Top considerations for deployment include:
Optimising SLMs for security and compliance
Training SLMs on the enterprise’s private datasets can support a secured and controlled deployment. Red Hat’s AI security approach emphasises the value of using open source AI models to enhance trust and transparency, helping enterprises retain control over AI decision-making.
Hybrid cloud scalability and AI innovation
A recent Red Hat survey found that preparing for AI adoption is a top-three driver for cloud growth across Europe this year. Given today’s need for portability and consistent experience in any cloud environment, it is highly advantageous to use a hybrid cloud application platform that can support AI-based apps as ‘just another workload’. Some platforms include native capabilities for AI, like data acquisition and preparation, model training and fine-tuning, model serving and model monitoring. Red Hat OpenShift AI, for example, brings data scientists, engineers and app developers together in one place to create and deliver AI-enabled applications at scale across hybrid cloud environments.
This combination of open source AI and a hybrid cloud platform can be extremely powerful. For example, consulting firm Guidehouse and the US Department of Veteran Affairs collaborated with Red Hat to help address the issue of veteran deaths by suicide in the United States.

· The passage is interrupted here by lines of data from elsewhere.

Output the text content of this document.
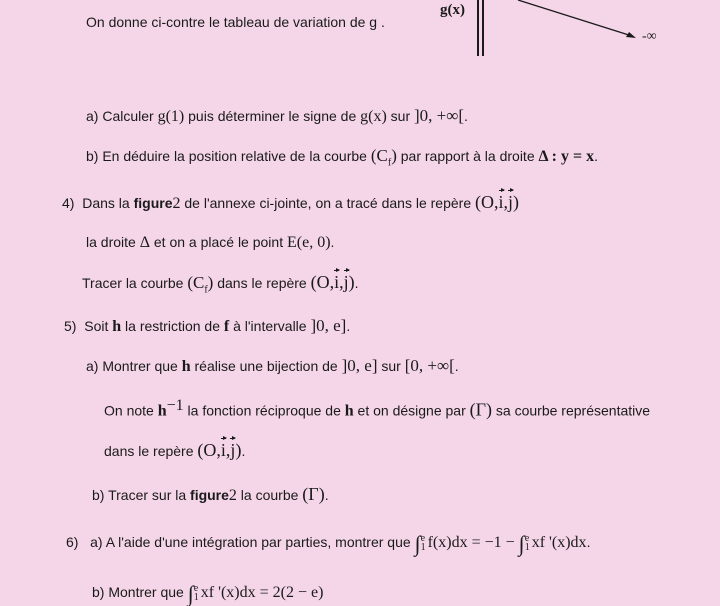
On donne ci-contre le tableau de variation de g .
g(x)
-∞
a) Calculer g(1) puis déterminer le signe de g(x) sur ]0, +∞[.
b) En déduire la position relative de la courbe $(C_f)$ par rapport à la droite Δ : y = x.
4) Dans la figure2 de l'annexe ci-jointe, on a tracé dans le repère (O,i,j)
la droite Δ et on a placé le point E(e, 0).
Tracer la courbe $(C_f)$ dans le repère (O,i,j).
5) Soit h la restriction de f à l'intervalle ]0, e].
a) Montrer que h réalise une bijection de ]0, e] sur [0, +∞[.
On note $h^{-1}$ la fonction réciproque de h et on désigne par (Γ) sa courbe représentative
dans le repère (O,i,j).
b) Tracer sur la figure2 la courbe (Γ).
6) a) A l'aide d'une intégration par parties, montrer que ∫ e
1 f(x)dx = −1 − ∫ e
1 xf '(x)dx.
b) Montrer que ∫ e
1 xf '(x)dx = 2(2 − e)
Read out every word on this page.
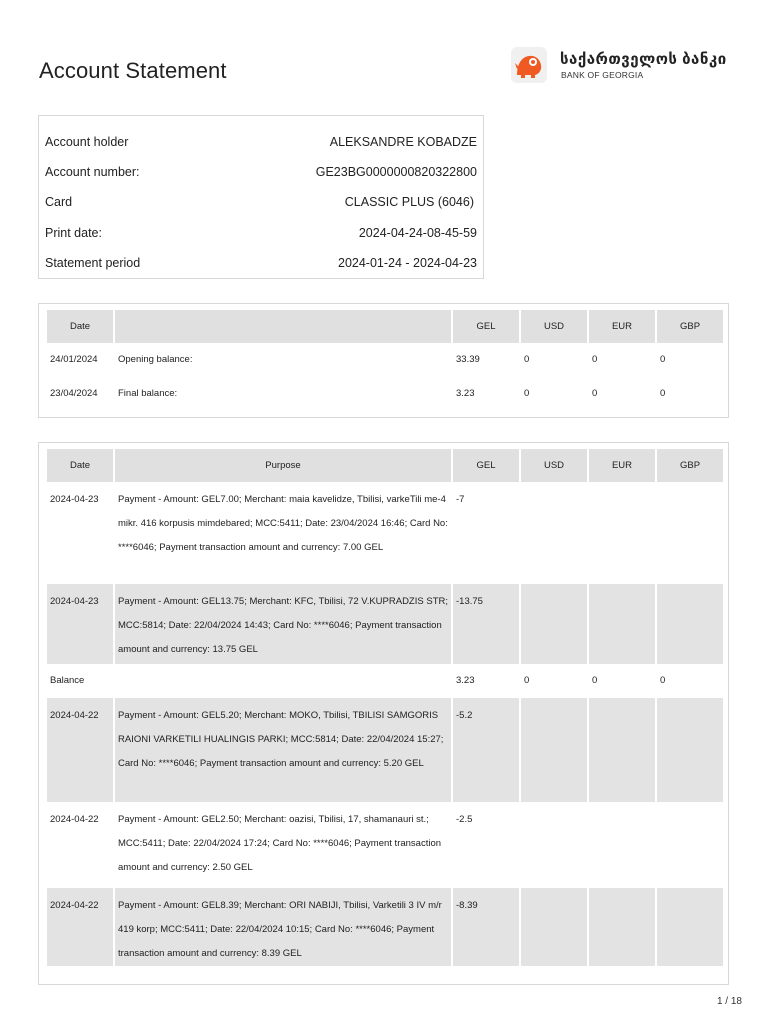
Account Statement	საქართველოს ბანკი
BANK OF GEORGIA
Account holder	ALEKSANDRE KOBADZE
Account number:	GE23BG0000000820322800
Card	CLASSIC PLUS (6046)
Print date:	2024-04-24-08-45-59
Statement period	2024-01-24 - 2024-04-23
Date		GEL	USD	EUR	GBP
24/01/2024	Opening balance:	33.39	0	0	0
23/04/2024	Final balance:	3.23	0	0	0
Date	Purpose	GEL	USD	EUR	GBP
2024-04-23	Payment - Amount: GEL7.00; Merchant: maia kavelidze, Tbilisi, varkeTili me-4 mikr. 416 korpusis mimdebared; MCC:5411; Date: 23/04/2024 16:46; Card No: ****6046; Payment transaction amount and currency: 7.00 GEL	-7			
2024-04-23	Payment - Amount: GEL13.75; Merchant: KFC, Tbilisi, 72 V.KUPRADZIS STR; MCC:5814; Date: 22/04/2024 14:43; Card No: ****6046; Payment transaction amount and currency: 13.75 GEL	-13.75			
Balance		3.23	0	0	0
2024-04-22	Payment - Amount: GEL5.20; Merchant: MOKO, Tbilisi, TBILISI SAMGORIS RAIONI VARKETILI HUALINGIS PARKI; MCC:5814; Date: 22/04/2024 15:27; Card No: ****6046; Payment transaction amount and currency: 5.20 GEL	-5.2			
2024-04-22	Payment - Amount: GEL2.50; Merchant: oazisi, Tbilisi, 17, shamanauri st.; MCC:5411; Date: 22/04/2024 17:24; Card No: ****6046; Payment transaction amount and currency: 2.50 GEL	-2.5			
2024-04-22	Payment - Amount: GEL8.39; Merchant: ORI NABIJI, Tbilisi, Varketili 3 IV m/r 419 korp; MCC:5411; Date: 22/04/2024 10:15; Card No: ****6046; Payment transaction amount and currency: 8.39 GEL	-8.39			
1 / 18
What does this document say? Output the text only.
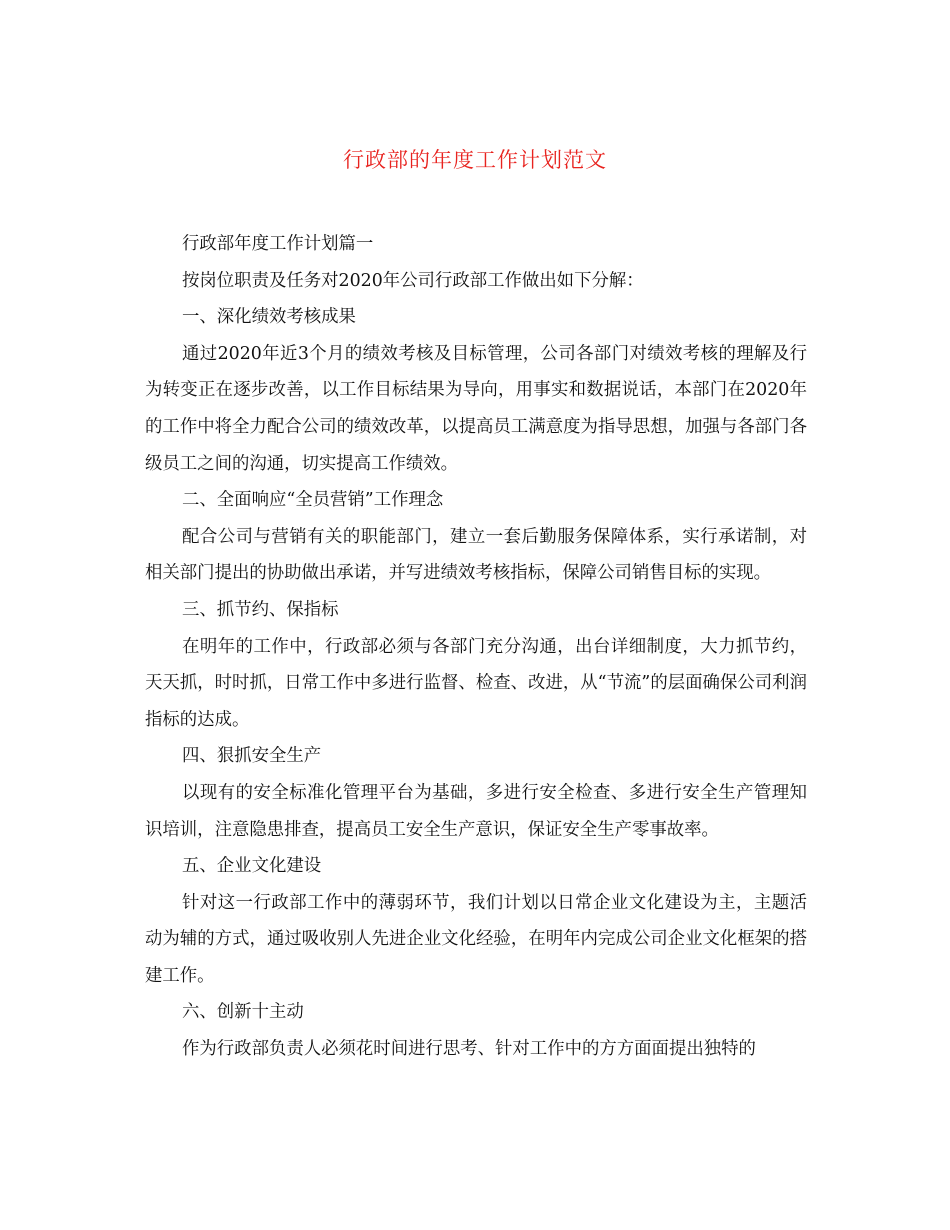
行政部的年度工作计划范文

行政部年度工作计划篇一

按岗位职责及任务对2020年公司行政部工作做出如下分解：

一、深化绩效考核成果

通过2020年近3个月的绩效考核及目标管理，公司各部门对绩效考核的理解及行为转变正在逐步改善，以工作目标结果为导向，用事实和数据说话，本部门在2020年的工作中将全力配合公司的绩效改革，以提高员工满意度为指导思想，加强与各部门各级员工之间的沟通，切实提高工作绩效。

二、全面响应“全员营销”工作理念

配合公司与营销有关的职能部门，建立一套后勤服务保障体系，实行承诺制，对相关部门提出的协助做出承诺，并写进绩效考核指标，保障公司销售目标的实现。

三、抓节约、保指标

在明年的工作中，行政部必须与各部门充分沟通，出台详细制度，大力抓节约，天天抓，时时抓，日常工作中多进行监督、检查、改进，从“节流”的层面确保公司利润指标的达成。

四、狠抓安全生产

以现有的安全标准化管理平台为基础，多进行安全检查、多进行安全生产管理知识培训，注意隐患排查，提高员工安全生产意识，保证安全生产零事故率。

五、企业文化建设

针对这一行政部工作中的薄弱环节，我们计划以日常企业文化建设为主，主题活动为辅的方式，通过吸收别人先进企业文化经验，在明年内完成公司企业文化框架的搭建工作。

六、创新十主动

作为行政部负责人必须花时间进行思考、针对工作中的方方面面提出独特的
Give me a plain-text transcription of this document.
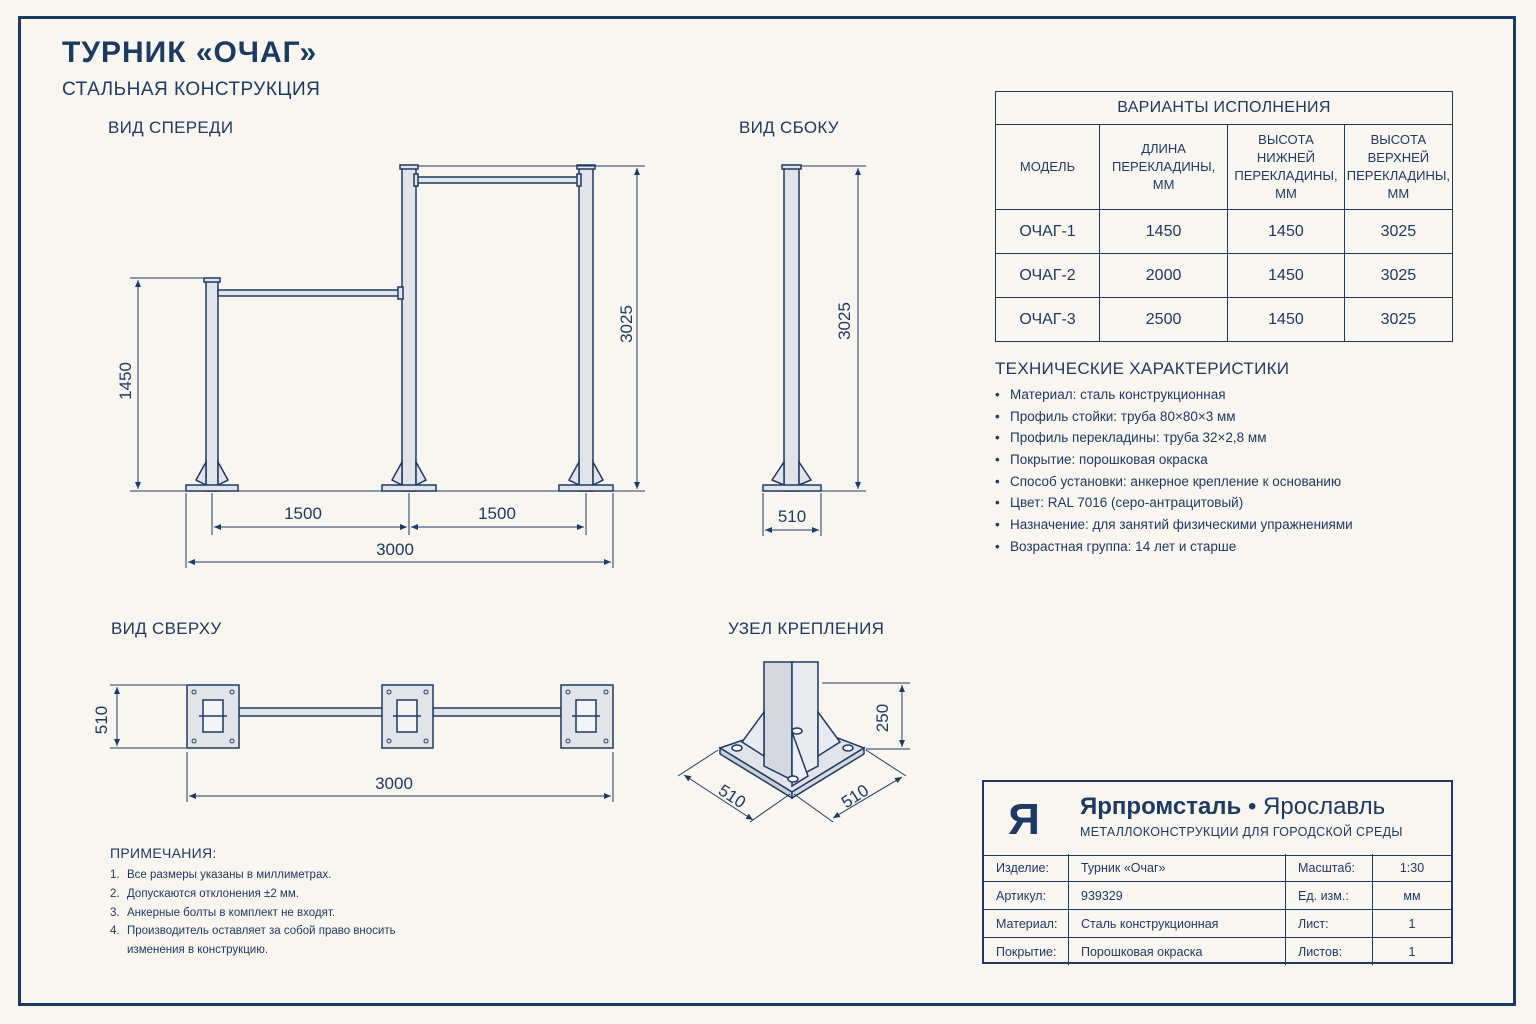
ТУРНИК «ОЧАГ»
СТАЛЬНАЯ КОНСТРУКЦИЯ
ВИД СПЕРЕДИ	ВИД СБОКУ
ВИД СВЕРХУ	УЗЕЛ КРЕПЛЕНИЯ
1450
3025
1500	1500
3000
3025
510
510
3000
250
510	510
ВАРИАНТЫ ИСПОЛНЕНИЯ			
МОДЕЛЬ	ДЛИНА ПЕРЕКЛАДИНЫ, ММ	ВЫСОТА НИЖНЕЙ ПЕРЕКЛАДИНЫ, ММ	ВЫСОТА ВЕРХНЕЙ ПЕРЕКЛАДИНЫ, ММ
ОЧАГ-1	1450	1450	3025
ОЧАГ-2	2000	1450	3025
ОЧАГ-3	2500	1450	3025
ТЕХНИЧЕСКИЕ ХАРАКТЕРИСТИКИ
• Материал: сталь конструкционная
• Профиль стойки: труба 80×80×3 мм
• Профиль перекладины: труба 32×2,8 мм
• Покрытие: порошковая окраска
• Способ установки: анкерное крепление к основанию
• Цвет: RAL 7016 (серо-антрацитовый)
• Назначение: для занятий физическими упражнениями
• Возрастная группа: 14 лет и старше
ПРИМЕЧАНИЯ:
1. Все размеры указаны в миллиметрах.
2. Допускаются отклонения ±2 мм.
3. Анкерные болты в комплект не входят.
4. Производитель оставляет за собой право вносить изменения в конструкцию.
Я Ярпромсталь • Ярославль
МЕТАЛЛОКОНСТРУКЦИИ ДЛЯ ГОРОДСКОЙ СРЕДЫ
Изделие:	Турник «Очаг»	Масштаб:	1:30
Артикул:	939329	Ед. изм.:	мм
Материал:	Сталь конструкционная	Лист:	1
Покрытие:	Порошковая окраска	Листов:	1
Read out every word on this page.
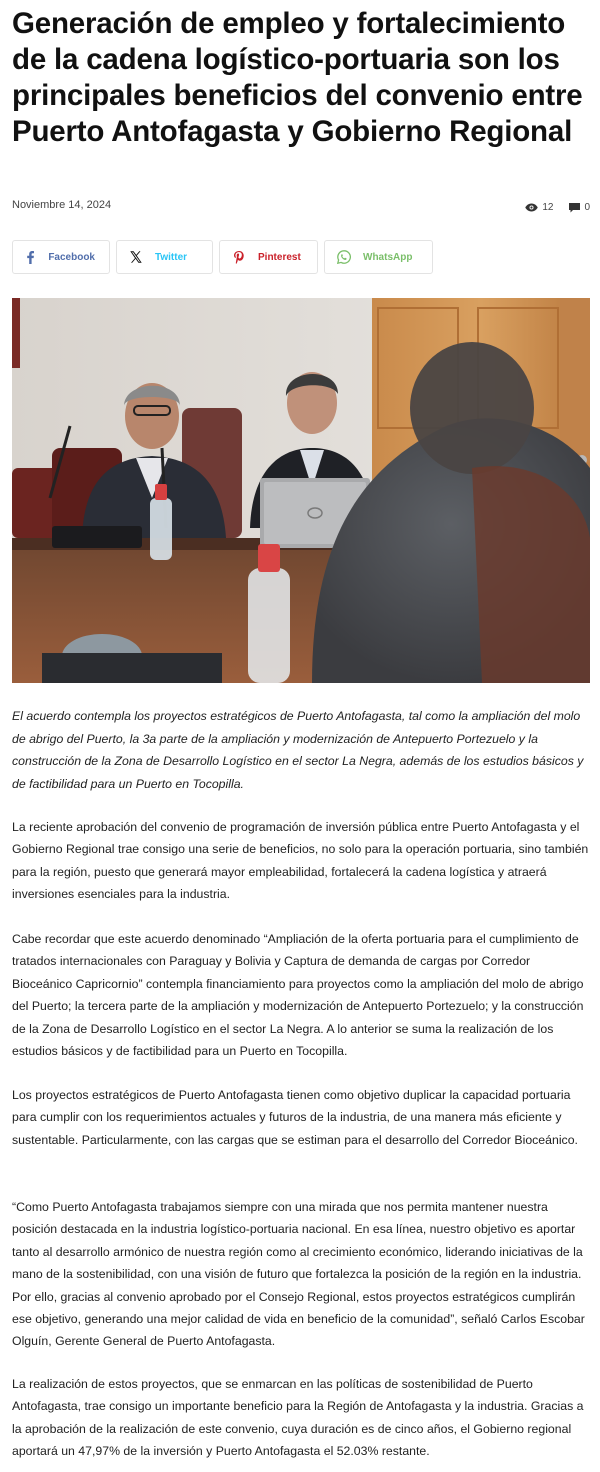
Generación de empleo y fortalecimiento de la cadena logístico-portuaria son los principales beneficios del convenio entre Puerto Antofagasta y Gobierno Regional
Noviembre 14, 2024	12	0
Facebook	Twitter	Pinterest	WhatsApp

El acuerdo contempla los proyectos estratégicos de Puerto Antofagasta, tal como la ampliación del molo de abrigo del Puerto, la 3a parte de la ampliación y modernización de Antepuerto Portezuelo y la construcción de la Zona de Desarrollo Logístico en el sector La Negra, además de los estudios básicos y de factibilidad para un Puerto en Tocopilla.

La reciente aprobación del convenio de programación de inversión pública entre Puerto Antofagasta y el Gobierno Regional trae consigo una serie de beneficios, no solo para la operación portuaria, sino también para la región, puesto que generará mayor empleabilidad, fortalecerá la cadena logística y atraerá inversiones esenciales para la industria.

Cabe recordar que este acuerdo denominado “Ampliación de la oferta portuaria para el cumplimiento de tratados internacionales con Paraguay y Bolivia y Captura de demanda de cargas por Corredor Bioceánico Capricornio” contempla financiamiento para proyectos como la ampliación del molo de abrigo del Puerto; la tercera parte de la ampliación y modernización de Antepuerto Portezuelo; y la construcción de la Zona de Desarrollo Logístico en el sector La Negra. A lo anterior se suma la realización de los estudios básicos y de factibilidad para un Puerto en Tocopilla.

Los proyectos estratégicos de Puerto Antofagasta tienen como objetivo duplicar la capacidad portuaria para cumplir con los requerimientos actuales y futuros de la industria, de una manera más eficiente y sustentable. Particularmente, con las cargas que se estiman para el desarrollo del Corredor Bioceánico.

“Como Puerto Antofagasta trabajamos siempre con una mirada que nos permita mantener nuestra posición destacada en la industria logístico-portuaria nacional. En esa línea, nuestro objetivo es aportar tanto al desarrollo armónico de nuestra región como al crecimiento económico, liderando iniciativas de la mano de la sostenibilidad, con una visión de futuro que fortalezca la posición de la región en la industria. Por ello, gracias al convenio aprobado por el Consejo Regional, estos proyectos estratégicos cumplirán ese objetivo, generando una mejor calidad de vida en beneficio de la comunidad”, señaló Carlos Escobar Olguín, Gerente General de Puerto Antofagasta.

La realización de estos proyectos, que se enmarcan en las políticas de sostenibilidad de Puerto Antofagasta, trae consigo un importante beneficio para la Región de Antofagasta y la industria. Gracias a la aprobación de la realización de este convenio, cuya duración es de cinco años, el Gobierno regional aportará un 47,97% de la inversión y Puerto Antofagasta el 52.03% restante.
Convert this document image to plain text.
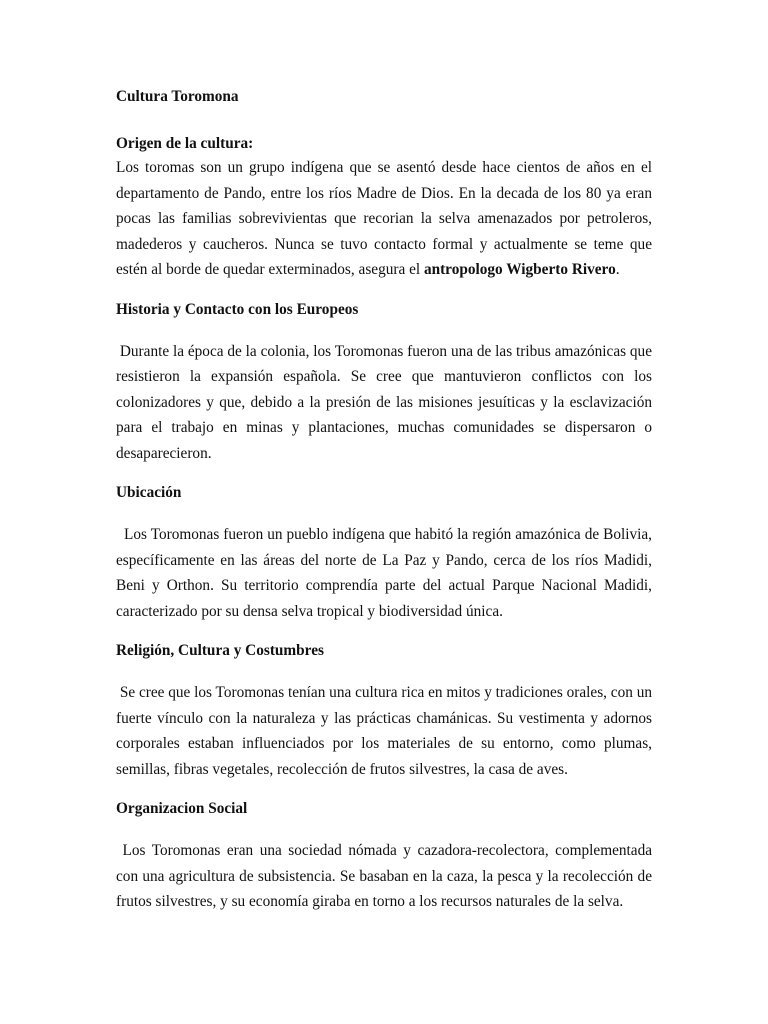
Cultura Toromona

Origen de la cultura:

Los toromas son un grupo indígena que se asentó desde hace cientos de años en el departamento de Pando, entre los ríos Madre de Dios. En la decada de los 80 ya eran pocas las familias sobrevivientas que recorian la selva amenazados por petroleros, madederos y caucheros. Nunca se tuvo contacto formal y actualmente se teme que estén al borde de quedar exterminados, asegura el antropologo Wigberto Rivero.

Historia y Contacto con los Europeos

Durante la época de la colonia, los Toromonas fueron una de las tribus amazónicas que resistieron la expansión española. Se cree que mantuvieron conflictos con los colonizadores y que, debido a la presión de las misiones jesuíticas y la esclavización para el trabajo en minas y plantaciones, muchas comunidades se dispersaron o desaparecieron.

Ubicación

Los Toromonas fueron un pueblo indígena que habitó la región amazónica de Bolivia, específicamente en las áreas del norte de La Paz y Pando, cerca de los ríos Madidi, Beni y Orthon. Su territorio comprendía parte del actual Parque Nacional Madidi, caracterizado por su densa selva tropical y biodiversidad única.

Religión, Cultura y Costumbres

Se cree que los Toromonas tenían una cultura rica en mitos y tradiciones orales, con un fuerte vínculo con la naturaleza y las prácticas chamánicas. Su vestimenta y adornos corporales estaban influenciados por los materiales de su entorno, como plumas, semillas, fibras vegetales, recolección de frutos silvestres, la casa de aves.

Organizacion Social

Los Toromonas eran una sociedad nómada y cazadora-recolectora, complementada con una agricultura de subsistencia. Se basaban en la caza, la pesca y la recolección de frutos silvestres, y su economía giraba en torno a los recursos naturales de la selva.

Guidehouse built an AI solution on top of Red Hat OpenShift, using containers to quickly deploy and snap together models that could be published back into veterans’ electronic health record systems. Over in Türkiye, DenizBank adopted Red Hat OpenShift AI to provide the bank’s data scientists with greater autonomy and more consistent standards. This enables the bank to create AI models that help identify loans for customers or potential fraud.
By focusing on right-sized AI, enterprises can tailor solutions to their specific business needs, enabling compliance, cost-effectiveness and seamless integration into hybrid cloud environments. The future of enterprise AI isn’t solely about scaling up; it’s about scaling intelligently — implementing AI solutions that are efficient, secure, and sustainable within the enterprise ecosystem.